Mylan and Perrigo's warring words have turned into warring lawsuits. After Perrigo sued last week to block Mylan's proposed takeover, saying the would-be buyer had misled shareholders, Mylan countersued, alleging its own set of "false and misleading statements."
Mylan ($MYL) asked a federal judge to order Perrigo ($PRGO) to correct those allegedly false statements. Perrigo wants the same judge to order Mylan to do the same.
It's just the latest clash between the two companies since U.S.-based Mylan first offered to buy Perrigo earlier this year. Perrigo, which specializes in store-brand over-the-counter meds, says Mylan's offer undervalues the company, and contends that the two aren't a good fit anyway. But Mylan has forged ahead, tweaking its offer repeatedly and issuing letter after letter touting the combination.

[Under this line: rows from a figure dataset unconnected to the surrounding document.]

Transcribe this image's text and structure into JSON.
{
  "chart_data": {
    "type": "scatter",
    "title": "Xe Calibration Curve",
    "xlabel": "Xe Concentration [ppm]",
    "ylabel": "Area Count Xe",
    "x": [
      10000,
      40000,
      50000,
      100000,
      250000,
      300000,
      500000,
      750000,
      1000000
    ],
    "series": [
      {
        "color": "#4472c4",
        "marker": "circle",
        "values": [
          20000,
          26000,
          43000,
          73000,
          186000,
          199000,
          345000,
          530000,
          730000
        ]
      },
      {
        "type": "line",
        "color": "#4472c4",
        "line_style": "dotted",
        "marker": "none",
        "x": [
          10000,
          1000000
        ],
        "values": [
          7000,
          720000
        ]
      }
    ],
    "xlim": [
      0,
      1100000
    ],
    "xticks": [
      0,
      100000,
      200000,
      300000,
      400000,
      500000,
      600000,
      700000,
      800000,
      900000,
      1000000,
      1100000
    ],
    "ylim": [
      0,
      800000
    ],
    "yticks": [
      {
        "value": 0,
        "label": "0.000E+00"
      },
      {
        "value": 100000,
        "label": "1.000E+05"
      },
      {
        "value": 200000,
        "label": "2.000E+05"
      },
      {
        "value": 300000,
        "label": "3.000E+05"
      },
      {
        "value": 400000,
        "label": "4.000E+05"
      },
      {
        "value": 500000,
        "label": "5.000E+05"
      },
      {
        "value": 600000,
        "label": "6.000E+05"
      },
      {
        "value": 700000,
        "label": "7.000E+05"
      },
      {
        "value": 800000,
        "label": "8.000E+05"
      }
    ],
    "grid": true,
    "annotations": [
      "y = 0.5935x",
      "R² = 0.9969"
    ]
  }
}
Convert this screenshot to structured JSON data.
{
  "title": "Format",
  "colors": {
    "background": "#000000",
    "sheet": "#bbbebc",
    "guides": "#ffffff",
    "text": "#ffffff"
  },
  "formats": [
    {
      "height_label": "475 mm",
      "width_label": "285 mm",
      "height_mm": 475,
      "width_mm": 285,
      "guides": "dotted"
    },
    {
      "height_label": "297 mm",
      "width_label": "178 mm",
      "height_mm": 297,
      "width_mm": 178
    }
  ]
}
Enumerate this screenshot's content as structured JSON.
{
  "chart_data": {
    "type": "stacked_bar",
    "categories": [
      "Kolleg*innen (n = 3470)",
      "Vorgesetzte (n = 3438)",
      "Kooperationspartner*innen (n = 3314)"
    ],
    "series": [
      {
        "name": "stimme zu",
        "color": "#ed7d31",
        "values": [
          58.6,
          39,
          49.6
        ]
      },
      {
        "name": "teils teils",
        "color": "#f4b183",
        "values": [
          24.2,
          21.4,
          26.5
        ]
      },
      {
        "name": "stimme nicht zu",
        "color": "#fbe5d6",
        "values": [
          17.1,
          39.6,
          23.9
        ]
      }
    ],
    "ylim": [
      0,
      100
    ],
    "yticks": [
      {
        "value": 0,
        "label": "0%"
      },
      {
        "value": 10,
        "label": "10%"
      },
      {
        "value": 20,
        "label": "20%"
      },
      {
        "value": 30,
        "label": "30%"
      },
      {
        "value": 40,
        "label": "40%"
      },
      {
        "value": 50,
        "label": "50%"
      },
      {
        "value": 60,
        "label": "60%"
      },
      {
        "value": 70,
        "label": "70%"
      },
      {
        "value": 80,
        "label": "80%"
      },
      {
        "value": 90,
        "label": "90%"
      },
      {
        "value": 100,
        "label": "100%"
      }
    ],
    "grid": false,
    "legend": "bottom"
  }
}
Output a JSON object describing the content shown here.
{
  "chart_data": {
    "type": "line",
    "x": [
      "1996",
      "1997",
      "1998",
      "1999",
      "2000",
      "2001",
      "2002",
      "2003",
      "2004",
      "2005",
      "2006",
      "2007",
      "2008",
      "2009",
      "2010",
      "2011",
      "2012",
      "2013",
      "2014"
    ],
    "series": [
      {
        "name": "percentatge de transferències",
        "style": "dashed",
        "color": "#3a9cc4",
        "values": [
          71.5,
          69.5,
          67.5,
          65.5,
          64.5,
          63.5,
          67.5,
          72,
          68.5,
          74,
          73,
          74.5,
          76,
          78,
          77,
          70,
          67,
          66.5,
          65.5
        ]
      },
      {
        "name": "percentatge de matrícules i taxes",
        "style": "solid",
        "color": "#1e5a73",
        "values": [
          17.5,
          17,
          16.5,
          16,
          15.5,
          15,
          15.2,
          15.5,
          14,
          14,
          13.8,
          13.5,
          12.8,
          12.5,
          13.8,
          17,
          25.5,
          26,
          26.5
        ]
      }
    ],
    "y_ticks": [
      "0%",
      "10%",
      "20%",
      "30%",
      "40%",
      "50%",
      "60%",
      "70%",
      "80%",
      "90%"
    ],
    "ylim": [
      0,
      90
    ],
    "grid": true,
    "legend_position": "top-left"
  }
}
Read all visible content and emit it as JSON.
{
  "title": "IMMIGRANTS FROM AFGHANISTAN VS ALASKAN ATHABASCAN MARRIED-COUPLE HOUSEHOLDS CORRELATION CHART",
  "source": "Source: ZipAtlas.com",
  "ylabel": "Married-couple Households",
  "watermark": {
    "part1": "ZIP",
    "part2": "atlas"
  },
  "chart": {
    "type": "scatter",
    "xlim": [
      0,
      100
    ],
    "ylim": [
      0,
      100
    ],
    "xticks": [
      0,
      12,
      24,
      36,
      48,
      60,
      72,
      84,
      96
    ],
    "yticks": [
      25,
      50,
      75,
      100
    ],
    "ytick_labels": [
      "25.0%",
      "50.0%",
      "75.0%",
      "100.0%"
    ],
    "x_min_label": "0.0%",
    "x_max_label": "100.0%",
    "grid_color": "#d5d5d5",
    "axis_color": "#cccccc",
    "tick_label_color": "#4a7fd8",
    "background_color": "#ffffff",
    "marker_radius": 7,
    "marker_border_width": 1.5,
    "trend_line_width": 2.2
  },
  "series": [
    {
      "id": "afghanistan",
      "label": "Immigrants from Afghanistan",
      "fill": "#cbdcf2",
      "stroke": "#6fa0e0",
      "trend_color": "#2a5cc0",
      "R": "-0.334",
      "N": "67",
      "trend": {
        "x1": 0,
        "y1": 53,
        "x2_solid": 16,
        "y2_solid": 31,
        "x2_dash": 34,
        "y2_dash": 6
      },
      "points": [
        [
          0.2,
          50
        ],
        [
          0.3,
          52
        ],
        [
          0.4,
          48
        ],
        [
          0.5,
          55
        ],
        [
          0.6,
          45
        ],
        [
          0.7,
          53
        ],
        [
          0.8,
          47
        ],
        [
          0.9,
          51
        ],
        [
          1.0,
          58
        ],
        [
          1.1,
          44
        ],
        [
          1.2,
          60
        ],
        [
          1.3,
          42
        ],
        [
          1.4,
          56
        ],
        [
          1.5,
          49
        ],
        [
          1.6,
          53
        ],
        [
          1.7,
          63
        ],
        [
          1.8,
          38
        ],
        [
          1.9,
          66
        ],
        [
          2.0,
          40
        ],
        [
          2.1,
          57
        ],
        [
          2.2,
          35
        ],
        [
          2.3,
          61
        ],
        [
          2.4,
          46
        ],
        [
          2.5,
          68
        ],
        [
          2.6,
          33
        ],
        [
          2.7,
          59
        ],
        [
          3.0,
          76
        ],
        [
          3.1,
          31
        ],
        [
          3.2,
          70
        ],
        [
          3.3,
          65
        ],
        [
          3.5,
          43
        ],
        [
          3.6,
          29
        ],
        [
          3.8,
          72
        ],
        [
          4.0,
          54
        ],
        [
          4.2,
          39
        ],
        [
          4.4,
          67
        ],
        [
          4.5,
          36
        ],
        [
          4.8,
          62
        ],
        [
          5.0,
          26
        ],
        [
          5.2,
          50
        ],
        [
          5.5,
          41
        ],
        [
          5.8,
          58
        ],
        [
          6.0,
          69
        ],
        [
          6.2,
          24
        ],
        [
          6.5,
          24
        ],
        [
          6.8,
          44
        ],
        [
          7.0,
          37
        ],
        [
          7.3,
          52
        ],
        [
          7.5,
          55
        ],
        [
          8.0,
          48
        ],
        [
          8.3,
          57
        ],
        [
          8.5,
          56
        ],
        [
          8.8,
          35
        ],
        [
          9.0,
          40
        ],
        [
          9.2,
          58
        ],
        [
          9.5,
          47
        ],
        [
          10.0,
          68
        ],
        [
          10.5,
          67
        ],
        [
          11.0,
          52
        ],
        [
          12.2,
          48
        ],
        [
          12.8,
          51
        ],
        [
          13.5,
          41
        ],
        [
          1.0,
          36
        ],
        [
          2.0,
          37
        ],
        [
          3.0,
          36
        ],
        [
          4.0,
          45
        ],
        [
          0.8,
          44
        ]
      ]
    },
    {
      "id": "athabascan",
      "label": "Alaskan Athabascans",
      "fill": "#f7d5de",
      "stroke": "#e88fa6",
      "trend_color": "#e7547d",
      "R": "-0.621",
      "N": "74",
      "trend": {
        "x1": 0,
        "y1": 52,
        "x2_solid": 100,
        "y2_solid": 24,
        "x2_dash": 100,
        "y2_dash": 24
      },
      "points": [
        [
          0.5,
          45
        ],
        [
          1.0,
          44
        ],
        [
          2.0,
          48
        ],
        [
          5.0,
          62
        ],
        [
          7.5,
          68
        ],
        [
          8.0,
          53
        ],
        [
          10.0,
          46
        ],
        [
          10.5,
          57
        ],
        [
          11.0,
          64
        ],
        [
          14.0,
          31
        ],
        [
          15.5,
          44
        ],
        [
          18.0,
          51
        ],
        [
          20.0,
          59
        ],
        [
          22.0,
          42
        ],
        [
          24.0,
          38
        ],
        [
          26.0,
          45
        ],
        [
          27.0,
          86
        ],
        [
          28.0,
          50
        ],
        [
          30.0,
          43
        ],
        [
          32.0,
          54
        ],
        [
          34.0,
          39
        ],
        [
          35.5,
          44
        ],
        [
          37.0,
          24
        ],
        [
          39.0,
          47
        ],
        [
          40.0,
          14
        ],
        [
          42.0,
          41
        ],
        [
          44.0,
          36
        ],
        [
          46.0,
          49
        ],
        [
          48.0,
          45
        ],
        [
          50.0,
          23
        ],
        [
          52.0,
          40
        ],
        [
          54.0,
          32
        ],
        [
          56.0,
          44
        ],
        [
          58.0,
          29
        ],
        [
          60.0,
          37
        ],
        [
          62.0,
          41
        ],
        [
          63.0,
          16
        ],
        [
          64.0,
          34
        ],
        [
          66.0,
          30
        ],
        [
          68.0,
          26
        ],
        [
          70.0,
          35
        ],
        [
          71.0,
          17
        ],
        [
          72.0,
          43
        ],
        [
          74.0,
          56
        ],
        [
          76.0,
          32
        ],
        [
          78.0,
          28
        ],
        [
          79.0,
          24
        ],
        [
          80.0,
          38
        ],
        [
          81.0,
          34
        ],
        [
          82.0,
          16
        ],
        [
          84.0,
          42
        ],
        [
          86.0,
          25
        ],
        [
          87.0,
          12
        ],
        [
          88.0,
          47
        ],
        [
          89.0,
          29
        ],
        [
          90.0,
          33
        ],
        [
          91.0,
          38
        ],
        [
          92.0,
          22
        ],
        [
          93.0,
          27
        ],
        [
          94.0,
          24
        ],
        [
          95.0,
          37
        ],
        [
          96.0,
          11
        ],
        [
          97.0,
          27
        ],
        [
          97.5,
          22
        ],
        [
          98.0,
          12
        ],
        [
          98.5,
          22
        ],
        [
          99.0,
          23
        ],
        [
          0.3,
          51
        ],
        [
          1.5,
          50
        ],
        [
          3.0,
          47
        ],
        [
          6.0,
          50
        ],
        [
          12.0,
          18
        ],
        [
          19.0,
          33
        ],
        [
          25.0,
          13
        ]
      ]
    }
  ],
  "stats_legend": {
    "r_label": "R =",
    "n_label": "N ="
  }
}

Mylan's latest bid--$75 in cash and 2.3 of its shares in return for each Perrigo share--is now worth about $182.30, Reuters calculates, based on Mylan's closing price Tuesday. Perrigo shares were trading down at $171.97. The offer expires Nov. 13.
|Perrigo CEO Joseph Papa|
In its countersuit, Mylan attempts to make hay out of a disclosure last week that Perrigo CEO Joseph Papa had invested $220,000 in Mylan shares in March. Since then, Papa "inundated" Perrigo shareholders with false statements about the proposed deal, the lawsuit states.
Meanwhile, Perrigo alleges a series of misleading statements from Mylan. According to Perrigo's suit, Mylan exaggerated the potential synergies--in costs and sales--that it could achieve through a merger. Mylan also tried to twist shareholders' arms by falsely claiming that it could delist Perrigo stock even if the tender offer didn't bring in the required percentage of shares to consummate a deal, the suit contends.
While the lawsuits make their way in court, Perrigo continues to urge its shareholders to reject the deal. Some analysts figure that Mylan's offer remains too low to tempt enough Perrigo shareholders; for instance, Citi analysts wrote in a note to clients last week, and it's the implied valuation of Mylan's bid that is "likely to constitute the primary hurdle to Perrigo shareholder support for the transaction." Others, including BMO Capital Markets analyst David Maris, have said that Perrigo "is better off without Mylan," echoing Perrigo's contention that estimates of merger-related cost savings are too high.